Não se sabe ao certo quem construiu este enorme monumento, tão gigante que apenas se tem noção do seu tamanho real quando o vemos do ar. Cada um dos seus oito taludes, dispostos num perfeito octógono, tem 4 metros de altura e 250 metros de comprimento. Não se sabe também qual era o seu propósito. O que sabemos é que ganhou o nome de Viriato em 1640, até porque se pensava então ter-se tratado de um acampamento lusitano.
Existem também as teorias de que este era um campo militar, fosse romano, fosse muçulmano. Alguns falam nas tropas de Almansor, um exército de 25 mil homens que daqui terá partido para conquistar Santiago de Compostela, existindo uma estrutura semelhante no Iraque que ajuda a fortalecer esta teoria.
Mas a verdade é que tantos homens deixariam vestígios para trás, e não se encontrou até hoje nenhum vestígio palpável que nos permita dizer que o local foi um acampamento de qualquer espécie.
E foi perante estas mesmas dúvidas que nasceu a possibilidade de a estrutura ter sido construída pelo asturo-leonês Ramiro II, que fez de Viseu local da sua corte em 925. Alguns documentos referem a existência de uma Vila Velha e de uma Vila Nova, assim como uma tentativa de trasladar a cidade para um local mais seguro.
Segundo os apoiantes desta teoria, a construção da nova cidade teria começado pelo perímetro fortificado, que corresponderia à Cava de Viriato. Porém, em 931, Ramiro II parte para assumir a corte de Leão, após a morte de Afonso IV, e o projeto ficou incompleto.
Hoje, a Cava de Viriato é um monumento que se encontra urbanizado por dentro e por fora, contando com estradas, vivendas, quintas, plantações, jardins e estátuas, a mais famosa delas a ser a estátua de Viriato.
No fundo, este é um bairro vimaranense como tantos outros, embora este tenha uma homogeneidade geográfica e histórica, assim como um engendramento das suas linhas de água. Aliás, toda a estrutura parece ter sido desenhada com base nisso, com as valas que circundam o local a estarem ligadas a canais de águas naturais.
E quanto ao nome? Viriato foi atribuído ao território de Viseu por alturas seiscentistas, seja por desconhecimento, seja por associação lendária.
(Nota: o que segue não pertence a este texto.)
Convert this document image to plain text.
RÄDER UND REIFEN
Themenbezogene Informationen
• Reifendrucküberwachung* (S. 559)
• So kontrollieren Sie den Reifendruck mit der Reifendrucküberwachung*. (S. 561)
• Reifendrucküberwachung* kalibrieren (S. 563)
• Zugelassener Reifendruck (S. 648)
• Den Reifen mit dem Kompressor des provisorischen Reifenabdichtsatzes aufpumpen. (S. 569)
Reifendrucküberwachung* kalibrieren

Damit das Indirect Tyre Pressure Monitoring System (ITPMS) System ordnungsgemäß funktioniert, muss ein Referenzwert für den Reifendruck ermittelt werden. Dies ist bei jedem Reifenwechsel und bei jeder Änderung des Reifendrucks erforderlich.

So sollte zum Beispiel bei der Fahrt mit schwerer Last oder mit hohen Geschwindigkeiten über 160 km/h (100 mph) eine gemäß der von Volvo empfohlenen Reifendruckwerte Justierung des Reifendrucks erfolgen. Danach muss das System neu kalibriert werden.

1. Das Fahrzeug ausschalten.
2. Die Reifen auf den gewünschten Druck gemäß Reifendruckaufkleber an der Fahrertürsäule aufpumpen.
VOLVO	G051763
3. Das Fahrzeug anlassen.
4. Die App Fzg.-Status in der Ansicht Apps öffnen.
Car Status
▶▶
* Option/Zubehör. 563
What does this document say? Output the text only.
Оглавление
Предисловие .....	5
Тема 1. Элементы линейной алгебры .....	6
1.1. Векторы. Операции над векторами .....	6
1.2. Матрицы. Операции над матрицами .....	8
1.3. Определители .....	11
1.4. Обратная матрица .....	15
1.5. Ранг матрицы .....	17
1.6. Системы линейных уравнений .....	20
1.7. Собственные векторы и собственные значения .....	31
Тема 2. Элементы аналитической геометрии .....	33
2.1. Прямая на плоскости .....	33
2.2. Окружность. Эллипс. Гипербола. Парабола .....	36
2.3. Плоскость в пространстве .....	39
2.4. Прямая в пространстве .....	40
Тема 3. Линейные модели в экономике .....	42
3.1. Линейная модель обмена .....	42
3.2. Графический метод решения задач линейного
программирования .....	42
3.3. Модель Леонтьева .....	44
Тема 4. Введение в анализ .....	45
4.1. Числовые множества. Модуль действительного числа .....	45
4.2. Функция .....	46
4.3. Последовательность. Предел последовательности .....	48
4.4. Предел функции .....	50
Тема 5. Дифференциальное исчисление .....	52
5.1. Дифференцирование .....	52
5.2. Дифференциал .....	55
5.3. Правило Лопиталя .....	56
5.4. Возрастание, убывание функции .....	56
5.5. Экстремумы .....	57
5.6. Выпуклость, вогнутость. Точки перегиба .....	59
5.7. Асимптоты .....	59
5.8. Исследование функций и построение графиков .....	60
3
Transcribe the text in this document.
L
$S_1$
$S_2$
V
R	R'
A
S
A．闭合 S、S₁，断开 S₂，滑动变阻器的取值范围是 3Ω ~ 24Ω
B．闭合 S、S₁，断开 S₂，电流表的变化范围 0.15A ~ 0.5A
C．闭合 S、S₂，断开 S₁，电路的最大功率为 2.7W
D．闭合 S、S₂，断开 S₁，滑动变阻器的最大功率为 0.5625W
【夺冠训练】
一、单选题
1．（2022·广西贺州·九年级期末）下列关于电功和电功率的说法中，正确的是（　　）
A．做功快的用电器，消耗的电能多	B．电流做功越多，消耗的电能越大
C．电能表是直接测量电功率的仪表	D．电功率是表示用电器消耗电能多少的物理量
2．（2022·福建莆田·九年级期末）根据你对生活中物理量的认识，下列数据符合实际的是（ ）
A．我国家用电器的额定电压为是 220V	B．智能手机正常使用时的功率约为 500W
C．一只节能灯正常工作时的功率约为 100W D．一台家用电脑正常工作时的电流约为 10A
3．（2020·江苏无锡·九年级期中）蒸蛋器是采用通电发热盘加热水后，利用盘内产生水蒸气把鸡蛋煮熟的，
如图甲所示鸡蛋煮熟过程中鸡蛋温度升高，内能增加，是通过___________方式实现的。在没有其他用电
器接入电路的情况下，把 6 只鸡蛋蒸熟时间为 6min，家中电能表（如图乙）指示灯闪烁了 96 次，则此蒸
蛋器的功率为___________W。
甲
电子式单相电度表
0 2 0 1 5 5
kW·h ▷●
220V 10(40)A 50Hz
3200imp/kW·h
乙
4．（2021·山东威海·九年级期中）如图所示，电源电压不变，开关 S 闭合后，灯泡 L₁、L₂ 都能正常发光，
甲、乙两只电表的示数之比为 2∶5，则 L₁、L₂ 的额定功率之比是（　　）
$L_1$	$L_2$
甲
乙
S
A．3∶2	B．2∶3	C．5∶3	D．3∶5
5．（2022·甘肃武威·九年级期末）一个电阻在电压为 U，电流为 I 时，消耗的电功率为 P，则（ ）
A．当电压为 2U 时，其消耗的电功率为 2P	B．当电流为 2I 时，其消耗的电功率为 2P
Vendo um monumento de tal dimensão, muitos viram ali um possível castro dos lusitanos, um bastião anti-romano.
Apesar de nenhuma escavação ter confirmado essa ideia, a verdade é que a narrativa encaixava na perfeição na retórica do Estado Novo, que queria promover uma propaganda da valorização da “raça” portuguesa.
Foi nesse sentido que se construiu também a célebre estátua de Viriato, com uma frase que não engana politicamente: “Aqui mergulham as raízes desta raça viva e forte, imortal na sua essência”.